Business News of Wednesday, 14 January 2015
Source: Graphic Online
The Ghana Real Estate Developers Association (GREDA) is calling for effective collaboration with the government to find lasting solutions to challenges of the sector to facilitate the delivery of more houses across the country.
The association posits that although both parties are currently carrying out their duties separately, a collaboration would provide a bigger platform to deal with the housing challenges.
The Executive Director of GREDA, Mr Sammy Amegayibor, told the GRAPHIC BUSINESS on January 7, 2015 that this year, the group wanted to build a stronger front to develop the industry.
“We should forge more effective collaborations with the Ministry of Water Resources, Works and Housing so we can confront the issues together as a nation and not that the ministry brings out policies without proper consultation with the developers or the people that matter,” he explained as part of their expectations for this year.
Failure to consult with the developers, he said, often resulted in the formulation of policies that might not augur well for industry players.
“It seems both parties are doing their separate jobs in their corner. That is one of the fundamental errors we are committing. We have to come together, identify the problems and come up with solutions internally,” he said.
He also bemoaned the over-dependence on foreign solutions to local problems, explaining that there were equally good solutions available locally.
Business operators in the last year faced several macroeconomic challenges. The fast decline of the cedi against major foreign trading currencies ,especially the US dollar, had a lot of negative impacts on businesses that imported raw materials.
Industry operators in the manufacturing sector also had a fair share of the erratic power supply, resulting in increase in their cost of production.
“2014 was very terrible for businesses in Ghana, a few in other sectors felt it more than others and I believe real estate was one of those that suffered more last year,” he recounted.
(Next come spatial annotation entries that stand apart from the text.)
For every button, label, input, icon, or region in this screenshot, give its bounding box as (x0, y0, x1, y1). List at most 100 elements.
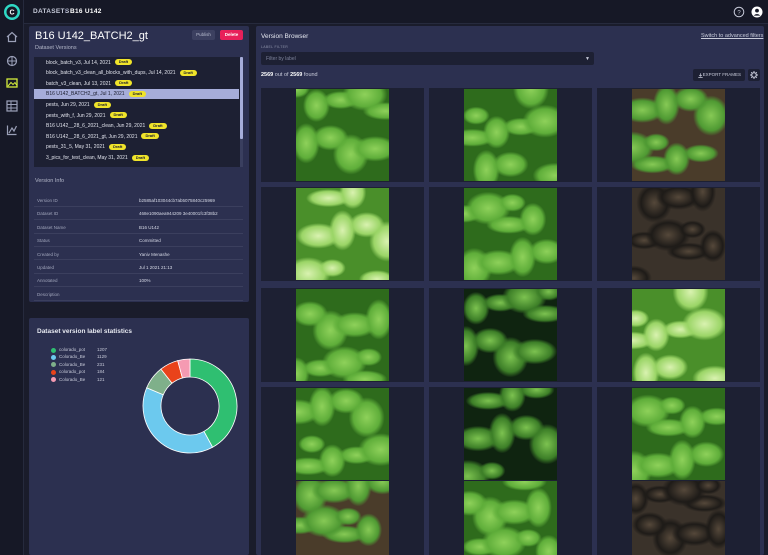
info-value: 468e1090aea944209 3e40001fc3f38b2 (139, 211, 218, 217)
caret-down-icon: ▼ (585, 56, 590, 62)
legend-item[interactable]: Colorado_Be 121 (51, 377, 111, 383)
legend-item[interactable]: Colorado_Be 231 (51, 362, 111, 368)
legend-label: colorado_pot (59, 369, 86, 375)
version-item[interactable]: block_batch_v3, Jul 14, 2021 Draft (34, 58, 239, 68)
image-icon[interactable] (6, 77, 18, 89)
frame-image (296, 289, 389, 381)
frame-thumbnail[interactable] (429, 387, 592, 481)
version-item[interactable]: pests_31_5, May 31, 2021 Draft (34, 142, 239, 152)
version-name: block_batch_v3_clean_all_blocks_with_dup… (46, 70, 176, 77)
frame-image (632, 289, 725, 381)
legend-color-dot (51, 362, 56, 368)
frame-thumbnail[interactable] (597, 480, 760, 555)
svg-text:C: C (9, 10, 14, 17)
version-name: block_batch_v3, Jul 14, 2021 (46, 59, 111, 66)
version-item[interactable]: B16 U142__28_6_2021_gt, Jun 29, 2021 Draf… (34, 132, 239, 142)
frame-image (296, 89, 389, 181)
info-key: Version ID (37, 198, 58, 203)
donut-slice[interactable] (142, 387, 214, 454)
found-suffix: found (302, 72, 318, 78)
version-item[interactable]: B16 U142__28_6_2021_clean, Jun 29, 2021 D… (34, 121, 239, 131)
legend-label: colorado_pot (59, 347, 86, 352)
frame-image (296, 388, 389, 480)
version-item[interactable]: batch_v3_clean, Jul 13, 2021 Draft (34, 79, 239, 89)
version-item[interactable]: block_batch_v3_clean_all_blocks_with_dup… (34, 68, 239, 78)
frame-thumbnail[interactable] (597, 288, 760, 382)
delete-button[interactable]: Delete (220, 30, 243, 40)
frame-thumbnail[interactable] (429, 88, 592, 182)
info-key: Dataset ID (37, 211, 59, 217)
info-row: Version ID b2585af103044cb7ab5075840c2596… (34, 195, 243, 207)
version-item[interactable]: 3_pics_for_test_clean, May 31, 2021 Draft (34, 153, 239, 163)
legend-count: 1129 (97, 354, 107, 360)
version-list-scroll-thumb[interactable] (240, 57, 243, 139)
frame-thumbnail[interactable] (597, 187, 760, 281)
info-key: Description (37, 291, 60, 297)
frame-thumbnail[interactable] (261, 187, 424, 281)
legend-item[interactable]: Colorado_Be 1129 (51, 354, 111, 360)
legend-count: 231 (97, 361, 105, 367)
version-name: B16 U142_BATCH2_gt, Jul 1, 2021 (46, 91, 125, 98)
legend-color-dot (51, 354, 56, 360)
filter-placeholder: Filter by label (266, 55, 296, 62)
home-icon[interactable] (6, 31, 18, 43)
version-item[interactable]: B16 U142_BATCH2_gt, Jul 1, 2021 Draft (34, 89, 239, 100)
frame-thumbnail[interactable] (597, 88, 760, 182)
info-value: B16 U142 (139, 224, 160, 230)
export-frames-button[interactable]: EXPORT FRAMES (693, 69, 745, 81)
version-list: block_batch_v3, Jul 14, 2021 Draft block_b… (34, 57, 243, 167)
frame-thumbnail[interactable] (261, 88, 424, 182)
version-name: batch_v3_clean, Jul 13, 2021 (46, 80, 112, 87)
draft-badge: Draft (179, 69, 197, 76)
advanced-filters-link[interactable]: Switch to advanced filters (701, 33, 763, 39)
breadcrumb-datasets[interactable]: DATASETS (33, 8, 69, 15)
version-name: 3_pics_for_test_clean, May 31, 2021 (46, 154, 128, 161)
frame-image (464, 289, 557, 381)
frame-image (632, 481, 725, 555)
version-info-label: Version Info (35, 178, 65, 184)
info-row: Description (34, 289, 243, 301)
version-name: pests_31_5, May 31, 2021 (46, 144, 105, 151)
version-item[interactable]: pests_with_f, Jun 29, 2021 Draft (34, 111, 239, 121)
publish-button[interactable]: Publish (192, 30, 215, 40)
found-middle: out of (273, 72, 291, 78)
frame-thumbnail[interactable] (597, 387, 760, 481)
legend-item[interactable]: colorado_pot 1207 (51, 347, 111, 353)
user-avatar-icon[interactable] (751, 6, 763, 18)
draft-badge: Draft (128, 90, 146, 97)
gear-icon[interactable] (748, 69, 760, 81)
frame-thumbnail[interactable] (429, 480, 592, 555)
info-row: Dataset Name B16 U142 (34, 222, 243, 234)
draft-badge: Draft (141, 133, 159, 140)
frame-thumbnail[interactable] (429, 187, 592, 281)
frame-thumbnail[interactable] (261, 387, 424, 481)
frame-image (296, 481, 389, 555)
table-icon[interactable] (6, 100, 18, 112)
stats-title: Dataset version label statistics (37, 328, 133, 335)
svg-text:?: ? (737, 10, 741, 16)
info-row: Dataset ID 468e1090aea944209 3e40001fc3f3… (34, 208, 243, 221)
found-count-text: 2569 out of 2569 found (261, 72, 318, 78)
info-row: Annotated 100% (34, 275, 243, 288)
frame-thumbnail[interactable] (261, 480, 424, 555)
legend-item[interactable]: colorado_pot 184 (51, 369, 111, 375)
frame-thumbnail[interactable] (429, 288, 592, 382)
frame-thumbnail[interactable] (261, 288, 424, 382)
info-key: Status (37, 238, 50, 244)
frame-image (464, 188, 557, 280)
info-key: Annotated (37, 278, 58, 284)
label-filter-select[interactable]: Filter by label ▼ (261, 52, 594, 65)
version-item[interactable]: pests, Jun 29, 2021 Draft (34, 100, 239, 110)
info-value: b2585af103044cb7ab5075840c25969 (139, 198, 215, 203)
frame-image (464, 388, 557, 480)
help-icon[interactable]: ? (733, 6, 745, 18)
info-value: Jul 1 2021 21:13 (139, 265, 173, 270)
info-row: Created by Yaniv Menashe (34, 249, 243, 261)
pipeline-icon[interactable] (6, 124, 18, 136)
version-name: pests_with_f, Jun 29, 2021 (46, 112, 106, 119)
app-logo-icon[interactable]: C (3, 3, 21, 21)
draft-badge: Draft (115, 80, 133, 87)
brain-icon[interactable] (6, 55, 18, 67)
frame-image (632, 89, 725, 181)
frame-image (632, 188, 725, 280)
According to him, some of the issues which affected their operations have been addressed somehow, citing the Bank of Ghana directives on dollarisation and the imposition of the five per cent Value Added Tax (VAT) rate.
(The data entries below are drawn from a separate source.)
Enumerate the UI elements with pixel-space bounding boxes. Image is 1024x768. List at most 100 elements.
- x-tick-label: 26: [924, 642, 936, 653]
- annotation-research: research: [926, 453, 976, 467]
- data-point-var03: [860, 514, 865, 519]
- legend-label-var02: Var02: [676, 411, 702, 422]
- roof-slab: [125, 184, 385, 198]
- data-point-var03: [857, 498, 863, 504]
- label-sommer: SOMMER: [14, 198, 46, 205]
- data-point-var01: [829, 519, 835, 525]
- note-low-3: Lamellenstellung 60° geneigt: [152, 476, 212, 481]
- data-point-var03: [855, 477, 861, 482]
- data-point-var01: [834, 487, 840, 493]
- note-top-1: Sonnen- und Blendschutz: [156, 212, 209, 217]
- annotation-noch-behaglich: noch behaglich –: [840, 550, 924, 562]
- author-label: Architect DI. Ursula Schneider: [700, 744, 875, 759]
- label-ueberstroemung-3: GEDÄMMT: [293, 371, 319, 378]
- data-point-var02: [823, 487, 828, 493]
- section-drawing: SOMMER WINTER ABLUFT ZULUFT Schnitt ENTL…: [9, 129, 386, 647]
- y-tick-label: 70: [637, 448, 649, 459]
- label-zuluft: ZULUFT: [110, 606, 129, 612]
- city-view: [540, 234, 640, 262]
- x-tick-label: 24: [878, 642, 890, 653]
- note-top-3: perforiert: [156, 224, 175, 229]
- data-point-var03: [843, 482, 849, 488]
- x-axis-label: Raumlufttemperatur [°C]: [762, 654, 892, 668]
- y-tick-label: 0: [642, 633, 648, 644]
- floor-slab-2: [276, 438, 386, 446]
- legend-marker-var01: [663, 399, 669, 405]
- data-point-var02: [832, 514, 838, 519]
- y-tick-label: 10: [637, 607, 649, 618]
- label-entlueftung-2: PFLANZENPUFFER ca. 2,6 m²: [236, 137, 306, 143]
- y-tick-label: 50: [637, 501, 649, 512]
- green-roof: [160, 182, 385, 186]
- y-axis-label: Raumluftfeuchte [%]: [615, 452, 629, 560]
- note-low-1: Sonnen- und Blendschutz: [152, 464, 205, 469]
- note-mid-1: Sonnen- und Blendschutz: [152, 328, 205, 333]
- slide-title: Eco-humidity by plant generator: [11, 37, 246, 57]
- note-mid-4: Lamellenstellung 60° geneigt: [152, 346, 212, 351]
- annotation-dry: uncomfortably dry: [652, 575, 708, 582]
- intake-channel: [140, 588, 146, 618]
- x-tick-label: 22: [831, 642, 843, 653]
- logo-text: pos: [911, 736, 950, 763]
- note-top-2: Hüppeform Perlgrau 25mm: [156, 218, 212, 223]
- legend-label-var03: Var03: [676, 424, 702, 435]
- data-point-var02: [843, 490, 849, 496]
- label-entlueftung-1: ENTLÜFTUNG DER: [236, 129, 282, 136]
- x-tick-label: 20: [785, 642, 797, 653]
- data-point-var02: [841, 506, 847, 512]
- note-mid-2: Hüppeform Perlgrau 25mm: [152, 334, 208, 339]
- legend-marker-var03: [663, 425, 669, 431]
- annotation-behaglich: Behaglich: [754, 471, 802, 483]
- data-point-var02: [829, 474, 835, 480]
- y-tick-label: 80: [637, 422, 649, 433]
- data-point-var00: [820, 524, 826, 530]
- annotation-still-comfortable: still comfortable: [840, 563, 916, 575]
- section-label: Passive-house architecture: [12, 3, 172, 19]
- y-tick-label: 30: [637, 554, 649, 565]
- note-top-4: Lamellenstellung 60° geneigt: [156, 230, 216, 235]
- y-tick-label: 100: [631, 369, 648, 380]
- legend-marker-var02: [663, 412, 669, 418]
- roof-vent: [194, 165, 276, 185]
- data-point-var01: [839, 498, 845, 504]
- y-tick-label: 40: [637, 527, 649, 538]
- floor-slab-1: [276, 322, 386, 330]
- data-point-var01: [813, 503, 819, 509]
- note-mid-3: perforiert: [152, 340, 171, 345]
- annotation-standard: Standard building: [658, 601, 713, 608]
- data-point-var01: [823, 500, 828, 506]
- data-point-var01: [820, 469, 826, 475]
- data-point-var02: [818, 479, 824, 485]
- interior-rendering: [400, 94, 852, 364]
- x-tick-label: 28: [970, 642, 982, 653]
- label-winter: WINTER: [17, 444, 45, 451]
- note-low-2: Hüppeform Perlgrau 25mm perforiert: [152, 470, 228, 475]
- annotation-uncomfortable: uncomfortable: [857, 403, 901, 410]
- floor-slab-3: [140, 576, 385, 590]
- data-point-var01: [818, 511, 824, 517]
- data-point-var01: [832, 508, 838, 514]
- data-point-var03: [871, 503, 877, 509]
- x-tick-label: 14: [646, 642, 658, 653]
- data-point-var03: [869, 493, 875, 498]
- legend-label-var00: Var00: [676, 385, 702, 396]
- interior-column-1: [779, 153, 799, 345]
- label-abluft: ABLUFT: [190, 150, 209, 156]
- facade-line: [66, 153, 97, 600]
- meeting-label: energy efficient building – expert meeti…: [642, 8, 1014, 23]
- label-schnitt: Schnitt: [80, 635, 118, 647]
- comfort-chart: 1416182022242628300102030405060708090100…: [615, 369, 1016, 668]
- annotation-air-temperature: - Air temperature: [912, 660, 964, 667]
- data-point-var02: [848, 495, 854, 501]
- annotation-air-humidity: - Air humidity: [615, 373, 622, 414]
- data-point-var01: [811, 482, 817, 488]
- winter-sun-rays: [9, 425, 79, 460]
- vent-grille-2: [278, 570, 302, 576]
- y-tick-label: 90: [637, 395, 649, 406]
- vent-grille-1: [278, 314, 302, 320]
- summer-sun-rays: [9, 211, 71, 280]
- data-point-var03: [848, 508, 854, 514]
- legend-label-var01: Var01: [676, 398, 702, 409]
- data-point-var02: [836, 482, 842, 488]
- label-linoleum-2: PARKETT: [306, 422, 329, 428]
“That is not our total expectation but we can start with that. Revision of the directives has come to help as investors were running away because there were so many uncertainties on the real estate market,” Mr Amegayibor explained in the interview.
On expectations for 2015, GREDA, he said, had a strong conviction that this year will be better. The level of stability in the local currency and other positive indicators barked his conviction for an expectant 2015.
“We are expecting good. Good as in all the mistakes that were done in the past should be corrected to reflect in business,” he said.
The fundamental requirement of any housing project begins with the acquisition of land, something developers have a huge challenge with, considering the country’s land tenure system and ownership processes.
“The real estate developer goes through so much hardship to get a land registered or transferred into his name, but we feel that if the state can acquire land and transfer to the developer and it is less trouble, it will go a long way to help the developer focus on the project than to be fighting land guards,” he said.
The request for land from government by GREDA was placed early 2014 but it is yet to receive any feedback.
“We have placed that request as far back as last year and as I speak to you now, nothing has been heard except that they say they are working on it; we have not been invited to hold discussions on it,” he added.